Because he shouldn’t have been upset about the question, which was absolutely fair under the circumstances. And he shouldn’t have cared about the age of Duke Chronicle reporter Jake Piazza, who as an independent scribe had every right to be there. So perhaps when he unleashed his snark-filled response to the student reporter Saturday night after Duke lost 70-65 to Louisville and fell to 5-5 this season, he was just upset someone would confront his failure so directly.
It’s a mindset found consistently in the college ranks, where the heads of basketball and football programs double as university deities in many parts of the country.
“I’m just curious as to what the next step forward is for the team as you guys move into another week of basketball,” the reporter asked Coach K on a virtual news conference not long after Duke had turned the ball over 15 times while dishing just seven assists.
Not the most incisive query, to be sure, but one worth putting forward as Duke continues its worst start to a season in decades.
It was enough for Krzyzewski to dig in.
“Why don’t we just evaluate this game?” Krzyzewski said. “I’m not into what our next step forward is right now. We just finished a hard-fought game. What’s your major? What’s your major at Duke? What’s your hardest class?”

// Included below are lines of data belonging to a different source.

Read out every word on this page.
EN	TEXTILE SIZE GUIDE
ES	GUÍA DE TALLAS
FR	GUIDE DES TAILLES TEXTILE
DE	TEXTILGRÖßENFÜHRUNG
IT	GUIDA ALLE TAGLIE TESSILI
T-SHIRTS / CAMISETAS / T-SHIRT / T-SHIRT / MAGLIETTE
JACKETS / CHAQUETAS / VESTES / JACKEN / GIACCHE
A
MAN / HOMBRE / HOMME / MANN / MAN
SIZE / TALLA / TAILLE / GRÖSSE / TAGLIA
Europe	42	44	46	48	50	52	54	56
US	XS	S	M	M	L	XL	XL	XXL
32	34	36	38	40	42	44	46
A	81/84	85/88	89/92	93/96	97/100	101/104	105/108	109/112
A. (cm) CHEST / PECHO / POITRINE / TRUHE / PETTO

When the reporter answered that he was an economics major, Krzyzewski continued, “OK, say you just had the toughest econ test in the world, and when you walked out, somebody asked you, ‘What’s your next step?’ You see what I mean? Do you have some empathy? Just give us time to evaluate this game and we’ll figure it out, just like we always try to do.”

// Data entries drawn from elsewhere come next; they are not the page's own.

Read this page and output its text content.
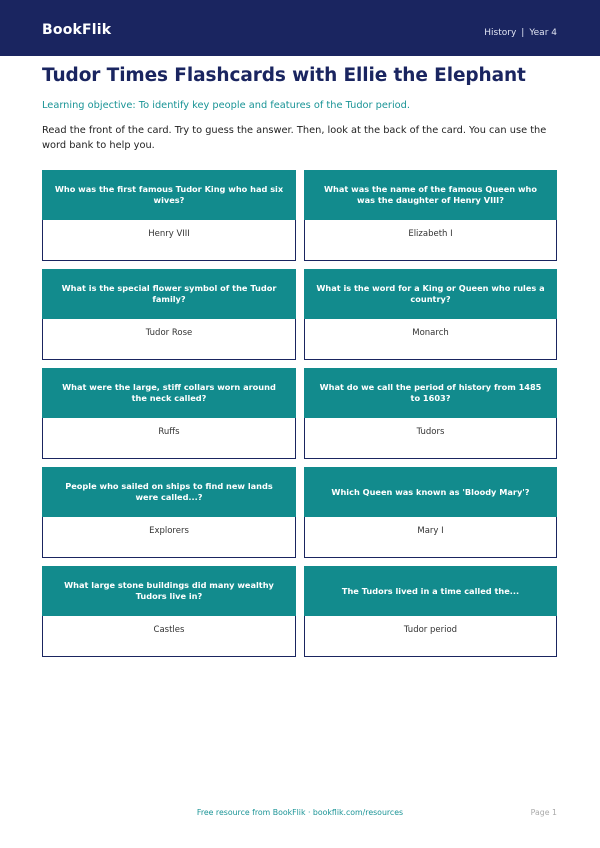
BookFlik	History | Year 4
Tudor Times Flashcards with Ellie the Elephant
Learning objective: To identify key people and features of the Tudor period.
Read the front of the card. Try to guess the answer. Then, look at the back of the card. You can use the word bank to help you.
Who was the first famous Tudor King who had six wives?
Henry VIII
What was the name of the famous Queen who was the daughter of Henry VIII?
Elizabeth I
What is the special flower symbol of the Tudor family?
Tudor Rose
What is the word for a King or Queen who rules a country?
Monarch
What were the large, stiff collars worn around the neck called?
Ruffs
What do we call the period of history from 1485 to 1603?
Tudors
People who sailed on ships to find new lands were called...?
Explorers
Which Queen was known as 'Bloody Mary'?
Mary I
What large stone buildings did many wealthy Tudors live in?
Castles
The Tudors lived in a time called the...
Tudor period
Free resource from BookFlik · bookflik.com/resources	Page 1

Coaches say far worse things to young interviewers — hazing rituals often target the most anxious and inexperienced questioners. It doubles as a sort of “test” from coach to reporter.
But what’s the point of the intimidation tactic? Why do the very people tasked with guiding the lives of teenage athletes — and who work those players as if they were paid pros — think it’s reasonable to belittle journalists of any stripe?
In the end, the exchange between Coach K and the Duke Chronicle reporter probably served as a different type of learning experience than intended. Rather than discourage tough questions, Krzyzewski shattered the illusion of his own infallibility. Now the writer knows the people he covers are not worth the pedestal many place them on, and that when he touches a nerve with a probe, it’s a sign he might be on the right track.
Unfortunately, we still don’t know how Duke plans to avoid its first NCAA Tournament miss since 1995.